Scalability in Distributed Systems

Scalability is the ability of an application to handle increased load (more users, more requests, more data) without sacrificing performance.

Example:
If a banking system suddenly gets 10× more customers,
the system should still respond reliably and within acceptable time.

Why Scalability Matters

Without proper scalability:

Response time increases
System becomes unstable
Failures cascade
Customer experience degrades

In modern systems, scalability is not optional — it is a design requirement.

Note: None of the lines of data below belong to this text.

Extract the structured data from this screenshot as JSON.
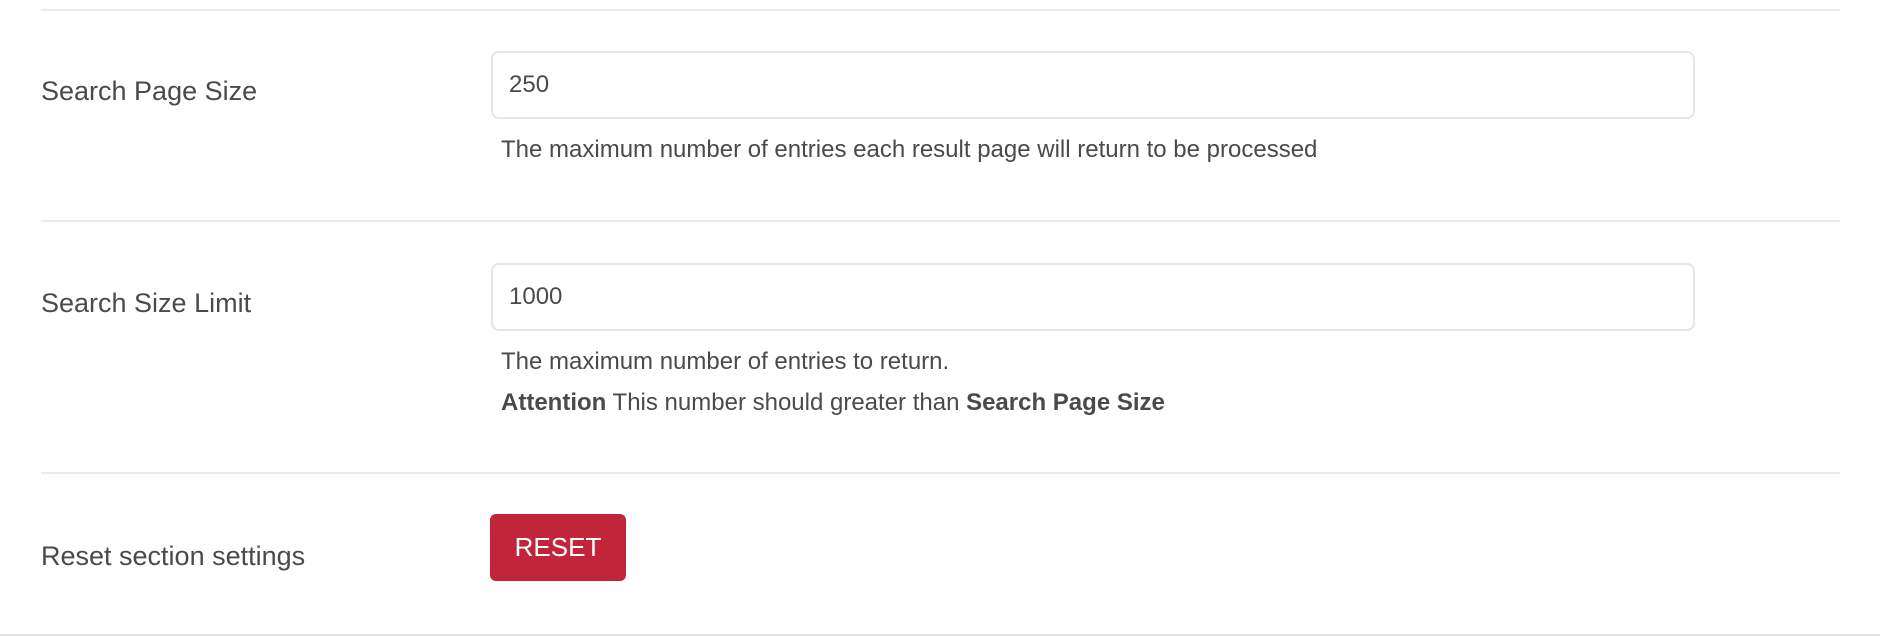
{
  "settings": [
    {
      "label": "Search Page Size",
      "value": "250",
      "help": "The maximum number of entries each result page will return to be processed"
    },
    {
      "label": "Search Size Limit",
      "value": "1000",
      "help": "The maximum number of entries to return.",
      "attention_label": "Attention",
      "attention_text": " This number should greater than ",
      "attention_ref": "Search Page Size"
    }
  ],
  "reset": {
    "label": "Reset section settings",
    "button_label": "RESET"
  },
  "colors": {
    "danger": "#c0253a",
    "text": "#4a4a4a"
  }
}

Two Main Types of Scalability

Scalability is broadly classified into:

Vertical Scaling (Scale Up)
Horizontal Scaling (Scale Out)

1️⃣ Vertical Scaling (Scale Up)

Vertical scaling means increasing the capacity of a single machine.

You scale by:

Adding more CPU cores
Increasing RAM
Using faster disks

No new machines are added — the same machine becomes stronger.

Example

Suppose your AccountService runs on a single Tomcat server.

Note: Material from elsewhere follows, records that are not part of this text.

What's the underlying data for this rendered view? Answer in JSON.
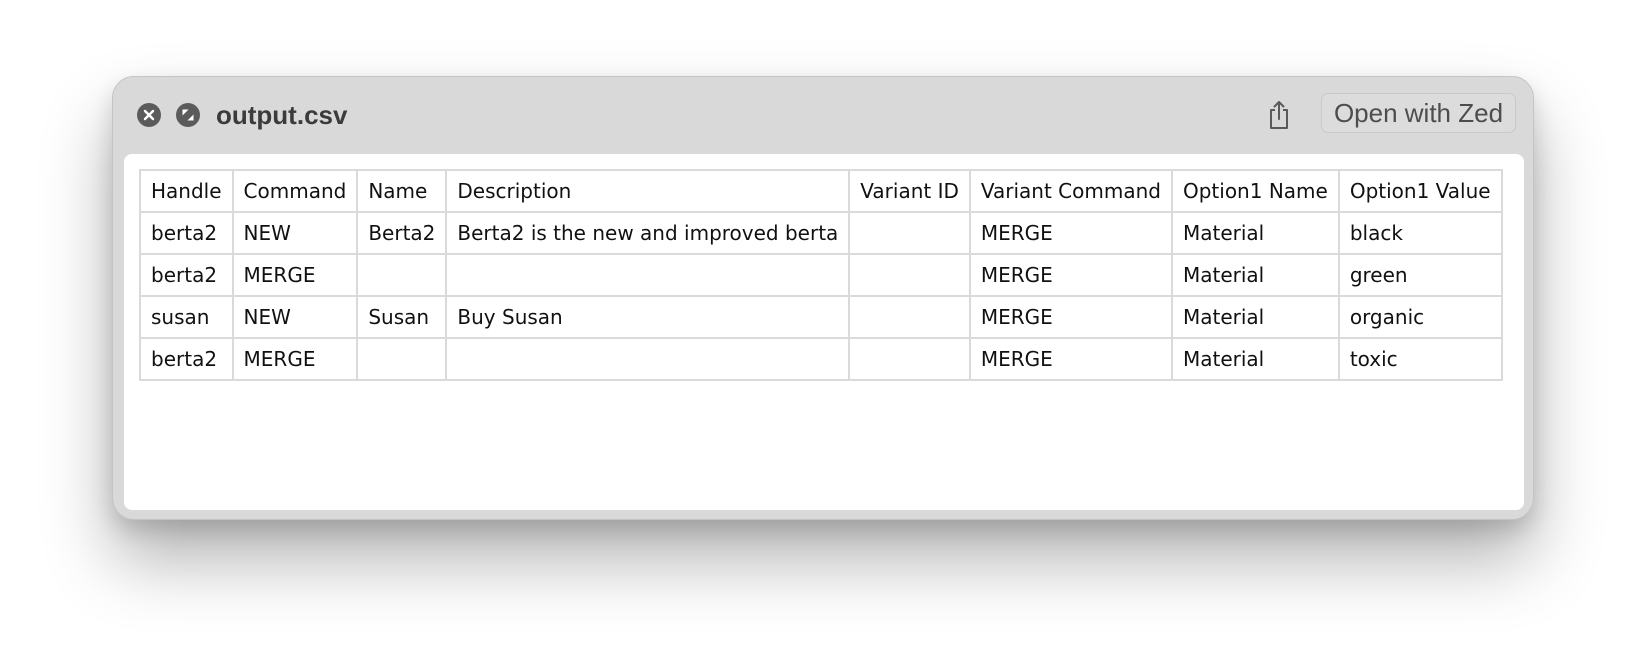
{
  "window": {
    "title": "output.csv",
    "open_with_label": "Open with Zed",
    "icons": {
      "close": "close-icon",
      "fullscreen": "fullscreen-icon",
      "share": "share-icon"
    }
  },
  "table": {
    "headers": [
      "Handle",
      "Command",
      "Name",
      "Description",
      "Variant ID",
      "Variant Command",
      "Option1 Name",
      "Option1 Value"
    ],
    "rows": [
      [
        "berta2",
        "NEW",
        "Berta2",
        "Berta2 is the new and improved berta",
        "",
        "MERGE",
        "Material",
        "black"
      ],
      [
        "berta2",
        "MERGE",
        "",
        "",
        "",
        "MERGE",
        "Material",
        "green"
      ],
      [
        "susan",
        "NEW",
        "Susan",
        "Buy Susan",
        "",
        "MERGE",
        "Material",
        "organic"
      ],
      [
        "berta2",
        "MERGE",
        "",
        "",
        "",
        "MERGE",
        "Material",
        "toxic"
      ]
    ]
  }
}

When load increases, you upgrade the VM:

CPU: 2 cores → 8 cores
RAM: 8 GB → 32 GB

The application remains the same, only the hardware changes.

Pros of Vertical Scaling

✅ Simple to implement
✅ No code changes required
✅ Works well for small or early-stage systems

Cons of Vertical Scaling

❌ Hardware upgrades are expensive
❌ Physical limits (CPU/RAM have a maximum)
❌ Downtime during upgrade
❌ Single point of failure
❌ Not suitable for large-scale systems

If that one server crashes, the entire service is down.

2️⃣ Horizontal Scaling (Scale Out)

Horizontal scaling means adding more instances of the application and distributing traffic among them using a Load Balancer.

Instead of making one machine stronger, you add more machines.

Example

Instead of one AccountService instance:

AccountService-1
AccountService-2
AccountService-3

A load balancer distributes requests across these instances.

All instances:

Connect to the same database
OR
Use distributed storage (recommended for scale)

Pros of Horizontal Scaling

✅ Handles very high traffic
✅ High availability
✅ Fault tolerance (one instance failure doesn’t stop service)
✅ Easy to scale in cloud & containers
✅ Supports auto-scaling

Cons of Horizontal Scaling

❌ More complex architecture
❌ Requires load balancing
❌ Services must be stateless
❌ Session management must be external (Redis, DB)

Statelessness Requirement

For horizontal scaling to work:

Services must not store session/state in memory
State must be stored in:
- Database
- Cache (Redis)
- Token (JWT)

This is a core microservices principle.

Vertical vs Horizontal Scaling

Aspect	Vertical Scaling	Horizontal Scaling
Scaling method	Bigger machine	More machines
Complexity	Low	High
Cost	High (hardware)	Optimized (cloud)
Availability	Low	High
Fault tolerance	❌ No	✅ Yes
Cloud friendly	❌ Limited	✅ Yes
Microservices fit	❌ Poor	✅ Excellent

Which Scaling Is Used in Microservices?

Microservices primarily rely on horizontal scaling.

Vertical scaling may still be used:

At database level (temporarily)
For legacy systems
For quick short-term fixes

But long-term scalable systems:
✔ Prefer horizontal scaling

Summary

Scalability ensures system reliability under load
Vertical scaling is simple but limited
Horizontal scaling is complex but powerful
Microservices are designed for horizontal scaling
Stateless design is mandatory for scale-out